Q.4 Find the equation of the circle which passes though the points (3,7), (5,5) and has its centre on the line x - 4y = 1.

Q.5 Find the equation of the circle which passes through the points (2, –2), and (3, 4) and whose centre lies on the line x + y = 2.

Q.6 Examine whether the points (2,3) lies inside, outside or on the circle x² + y² + 2x + 2y - 7 = 0.

Q.7 Find the equation of the hyperbola satisfying the give conditions: Vertices (0, ±3), foci (0, ±5).

Q.8 Find the coordinates of the foci, the vertices, the length of major axis, the minor axis, the eccentricity and the length of the latus rectum of the ellipse x²/25 + y²/100 = 1.

Q.9 Find the centre and radius of the circle : x² + y² - 8x + 10y - 12 = 0

Q.10 Find the equation of the hyperbola satisfying the give conditions: Foci (±4, 0), the latus rectum is of length 12.

Q.11 Find the equation of the circle with centre (–a, –b) and radius √a² - b²

Q.12 Find the equation of a circle with centre (2, 2) and passes through the point (4, 5).

Q.13 An equilateral triangle is inscribed in the parabola y² = 4ax, where one vertex is at the vertex of the parabola. Find the length of the side of the triangle.
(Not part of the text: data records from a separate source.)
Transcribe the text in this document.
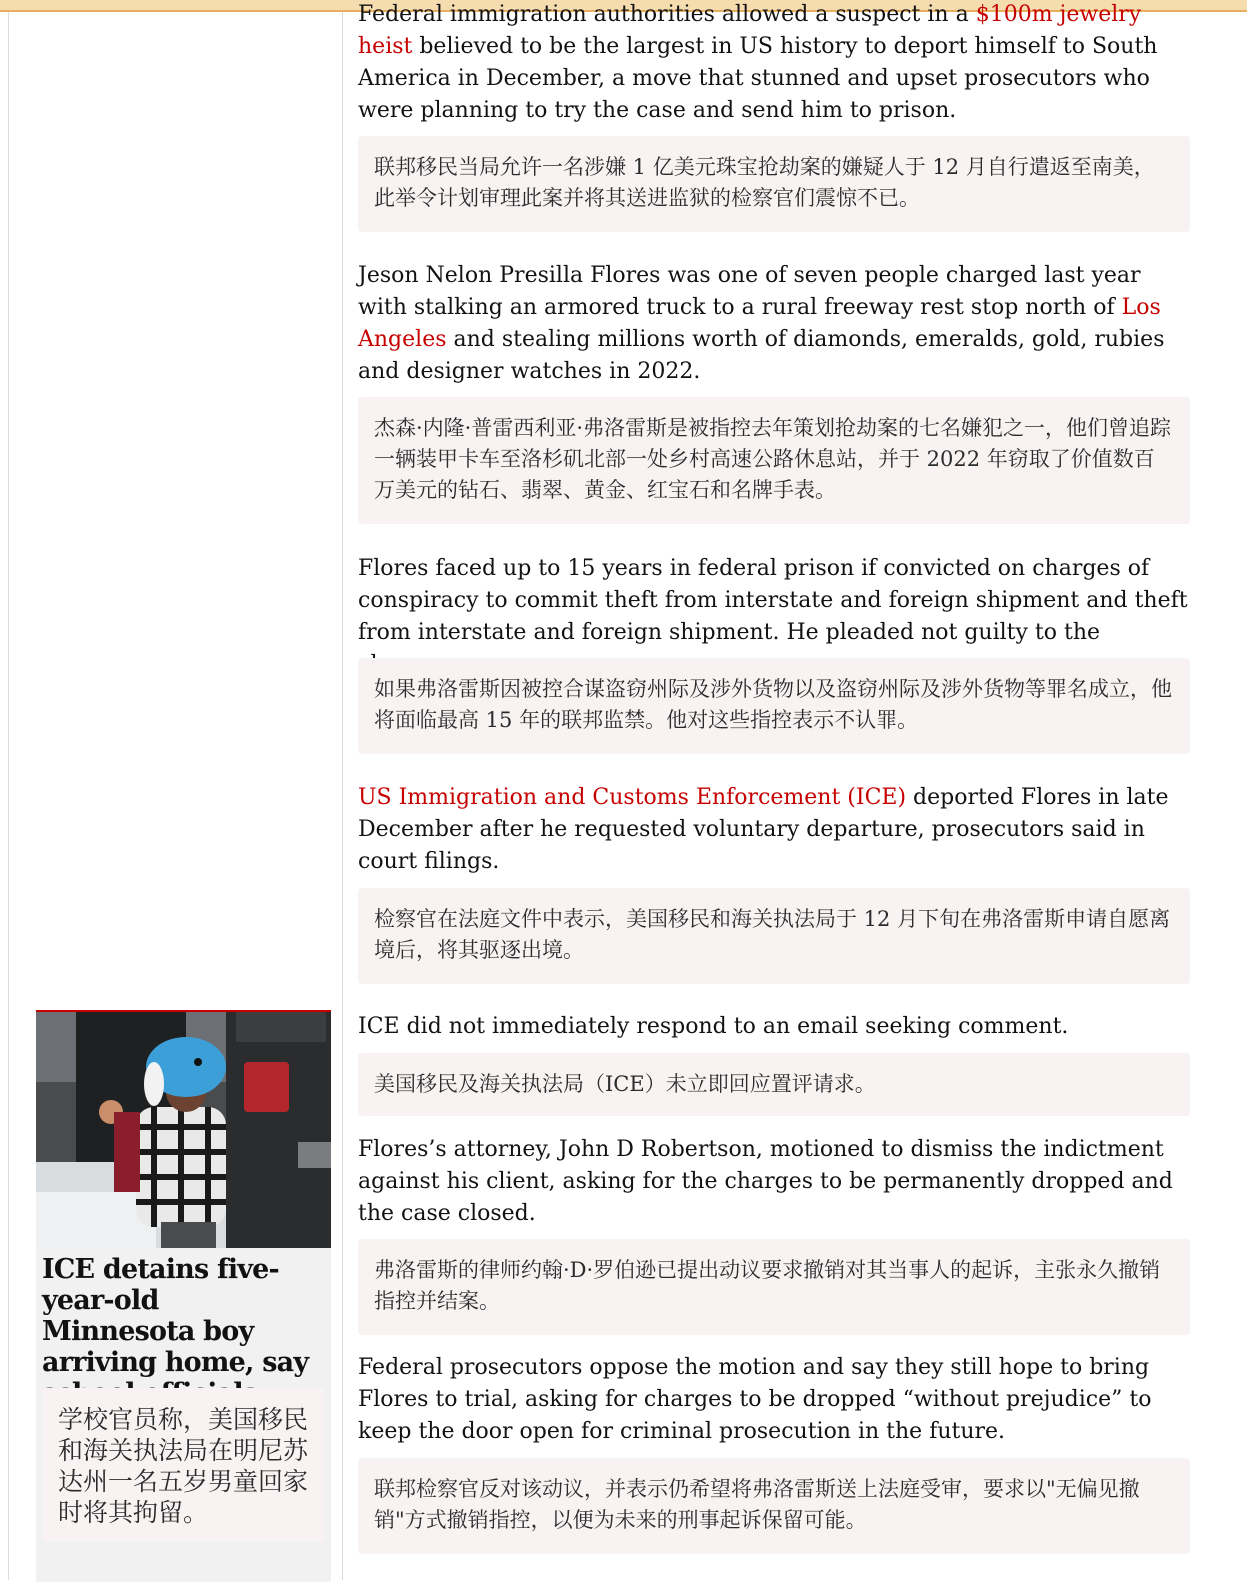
Federal immigration authorities allowed a suspect in a $100m jewelry heist believed to be the largest in US history to deport himself to South America in December, a move that stunned and upset prosecutors who were planning to try the case and send him to prison.

联邦移民当局允许一名涉嫌 1 亿美元珠宝抢劫案的嫌疑人于 12 月自行遣返至南美，此举令计划审理此案并将其送进监狱的检察官们震惊不已。

Jeson Nelon Presilla Flores was one of seven people charged last year with stalking an armored truck to a rural freeway rest stop north of Los Angeles and stealing millions worth of diamonds, emeralds, gold, rubies and designer watches in 2022.

杰森·内隆·普雷西利亚·弗洛雷斯是被指控去年策划抢劫案的七名嫌犯之一，他们曾追踪一辆装甲卡车至洛杉矶北部一处乡村高速公路休息站，并于 2022 年窃取了价值数百万美元的钻石、翡翠、黄金、红宝石和名牌手表。

Flores faced up to 15 years in federal prison if convicted on charges of conspiracy to commit theft from interstate and foreign shipment and theft from interstate and foreign shipment. He pleaded not guilty to the

如果弗洛雷斯因被控合谋盗窃州际及涉外货物以及盗窃州际及涉外货物等罪名成立，他将面临最高 15 年的联邦监禁。他对这些指控表示不认罪。

US Immigration and Customs Enforcement (ICE) deported Flores in late December after he requested voluntary departure, prosecutors said in court filings.

检察官在法庭文件中表示，美国移民和海关执法局于 12 月下旬在弗洛雷斯申请自愿离境后，将其驱逐出境。

ICE did not immediately respond to an email seeking comment.

美国移民及海关执法局（ICE）未立即回应置评请求。

Flores’s attorney, John D Robertson, motioned to dismiss the indictment against his client, asking for the charges to be permanently dropped and the case closed.

弗洛雷斯的律师约翰·D·罗伯逊已提出动议要求撤销对其当事人的起诉，主张永久撤销指控并结案。

Federal prosecutors oppose the motion and say they still hope to bring Flores to trial, asking for charges to be dropped “without prejudice” to keep the door open for criminal prosecution in the future.

联邦检察官反对该动议，并表示仍希望将弗洛雷斯送上法庭受审，要求以"无偏见撤销"方式撤销指控，以便为未来的刑事起诉保留可能。
ICE detains five-year-old Minnesota boy arriving home, say
学校官员称，美国移民和海关执法局在明尼苏达州一名五岁男童回家时将其拘留。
Q.14 Find the equation of the parabola that satisfies the following conditions: Vertex (0, 0) passing through (2, 3) and axis is along x-axis.

Q.15 Find the radius of the circle x² + y² - 4x + 2y + 1 = 0. (1 mark)
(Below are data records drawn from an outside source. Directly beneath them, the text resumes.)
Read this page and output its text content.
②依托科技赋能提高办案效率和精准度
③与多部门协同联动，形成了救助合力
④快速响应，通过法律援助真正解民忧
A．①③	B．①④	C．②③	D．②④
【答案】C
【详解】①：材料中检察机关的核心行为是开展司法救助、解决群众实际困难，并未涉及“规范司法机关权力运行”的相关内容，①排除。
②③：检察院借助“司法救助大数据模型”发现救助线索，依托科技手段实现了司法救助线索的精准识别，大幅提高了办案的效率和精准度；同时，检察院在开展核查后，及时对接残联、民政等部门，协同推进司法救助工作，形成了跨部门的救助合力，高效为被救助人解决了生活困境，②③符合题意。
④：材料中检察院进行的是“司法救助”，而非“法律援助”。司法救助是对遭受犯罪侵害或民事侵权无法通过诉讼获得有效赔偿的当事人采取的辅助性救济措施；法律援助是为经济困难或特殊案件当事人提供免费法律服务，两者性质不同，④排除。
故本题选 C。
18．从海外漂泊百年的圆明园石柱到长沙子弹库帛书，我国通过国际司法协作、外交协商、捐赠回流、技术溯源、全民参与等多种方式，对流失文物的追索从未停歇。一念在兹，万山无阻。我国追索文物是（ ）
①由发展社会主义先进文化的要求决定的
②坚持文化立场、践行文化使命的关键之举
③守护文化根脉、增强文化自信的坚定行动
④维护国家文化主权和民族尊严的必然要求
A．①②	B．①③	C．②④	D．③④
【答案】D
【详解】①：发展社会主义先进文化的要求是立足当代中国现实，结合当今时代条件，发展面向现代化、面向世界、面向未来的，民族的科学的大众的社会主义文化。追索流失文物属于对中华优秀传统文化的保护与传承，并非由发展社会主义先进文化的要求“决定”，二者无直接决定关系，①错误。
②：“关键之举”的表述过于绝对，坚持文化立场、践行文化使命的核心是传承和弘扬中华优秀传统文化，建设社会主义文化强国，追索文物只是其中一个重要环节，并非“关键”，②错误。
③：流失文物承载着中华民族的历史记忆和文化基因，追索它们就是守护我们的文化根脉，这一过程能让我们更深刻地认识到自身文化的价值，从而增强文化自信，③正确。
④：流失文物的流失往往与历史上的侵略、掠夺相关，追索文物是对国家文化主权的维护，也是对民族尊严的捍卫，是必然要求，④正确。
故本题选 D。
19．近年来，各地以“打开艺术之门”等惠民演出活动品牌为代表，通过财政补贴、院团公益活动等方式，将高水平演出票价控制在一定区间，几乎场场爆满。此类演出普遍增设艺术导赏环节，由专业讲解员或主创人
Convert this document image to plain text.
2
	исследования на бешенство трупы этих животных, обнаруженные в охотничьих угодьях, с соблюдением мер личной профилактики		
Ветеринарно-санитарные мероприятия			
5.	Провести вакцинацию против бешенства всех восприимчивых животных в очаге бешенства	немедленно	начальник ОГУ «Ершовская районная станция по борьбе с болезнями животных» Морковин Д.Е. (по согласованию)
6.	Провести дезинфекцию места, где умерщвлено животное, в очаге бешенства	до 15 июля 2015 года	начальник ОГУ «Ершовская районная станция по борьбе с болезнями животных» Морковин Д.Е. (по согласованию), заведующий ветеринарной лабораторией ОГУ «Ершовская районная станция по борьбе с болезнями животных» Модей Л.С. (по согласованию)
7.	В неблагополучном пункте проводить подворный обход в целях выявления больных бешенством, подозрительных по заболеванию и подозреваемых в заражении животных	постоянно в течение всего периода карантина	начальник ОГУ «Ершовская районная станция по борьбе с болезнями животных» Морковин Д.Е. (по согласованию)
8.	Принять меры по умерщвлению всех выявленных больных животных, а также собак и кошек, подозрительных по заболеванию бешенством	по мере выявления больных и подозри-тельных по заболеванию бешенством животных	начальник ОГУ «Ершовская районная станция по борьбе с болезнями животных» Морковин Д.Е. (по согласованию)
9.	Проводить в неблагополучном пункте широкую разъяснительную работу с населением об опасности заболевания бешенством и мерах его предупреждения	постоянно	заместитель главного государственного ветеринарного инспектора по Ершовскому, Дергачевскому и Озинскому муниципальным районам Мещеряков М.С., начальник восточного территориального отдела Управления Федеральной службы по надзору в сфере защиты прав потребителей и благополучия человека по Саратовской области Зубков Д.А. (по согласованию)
Q.16 Find the equation of the ellipse that satisfies given conditions:Vertices (±6, 0), foci (±4, 0).

Q.17 Find the equation of the circle with radius 5 whose centre lies on x-axis and passes through the point (2,3).

Q.18 Find the equation of the circle with centre at (-3, 2) and radius 4. (1 mark)

Q.19 Find the equation for the ellipse that satisfies the given conditions: Major axis on the x-axis and passes through the points (4, 3) and (6, 2).

Q.20 Find the equation of the parabola with focus (5, 0) and directrix x = -5.